I had stair gates fitted to the kitchen door into the porch so i could keep the front door open as it was summer and no worries of son opening it!

So I told him i was going to the loo and wouldnt be a minute. Whilst on the loo, i heard a noise and looked out the bathroom blinds only to see my son running out of the main gate which he had climbed over!! The gate was 4 ft tall.
I hurried as fast as i could as he was now on the road and just saw him, disappear into the neighbours drive. She saw him and said"how did u get out"?

I piped up and said, "think his name is houdini". He said he wanted to see the boy, the youngest next door to play.He could chat quite well at an early age.

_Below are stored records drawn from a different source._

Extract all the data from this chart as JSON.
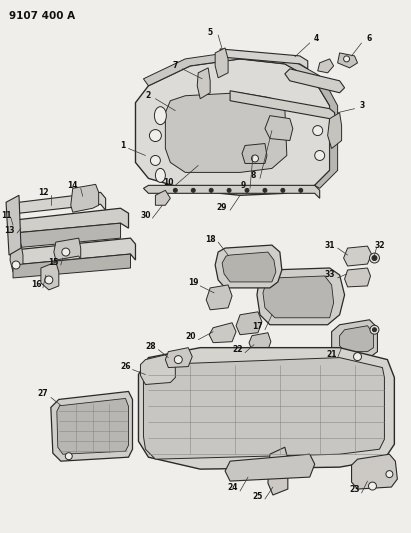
{
  "title": "9107 400 A",
  "bg_color": "#f0eeea",
  "line_color": "#2a2a2a",
  "text_color": "#111111",
  "fig_width": 4.11,
  "fig_height": 5.33,
  "dpi": 100
}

Thankfully no cars or tractors were about as it was mid summer and usually very busy. He showed me how to unlock the stairgate and how he climbed up the gate, lifted the heavy chain over the pole and pulled the bolt back. I was astonished, but he had been watching his dad and obviously was a quick learner.

Blood pressure eventually returned to normal and unborn child was none the wiser.

florence in the hebrides

Tawny

Tawny Report 3 Sep 2021 22:40

In the instance I mentioned I suspect it was more the mothers lack of response or care in responding to the escaping child than the fact the child escaped.

My brother climbed out of his cot from a young age and was frequently found on the stairs.

What upset me most was that I have seen some of the worst of society and the damage it causes. An 8 year old who gets excited at the thought of dinner every night and clean clothes for school every day is heartbreaking and I can imagine the pain these children in the article suffered.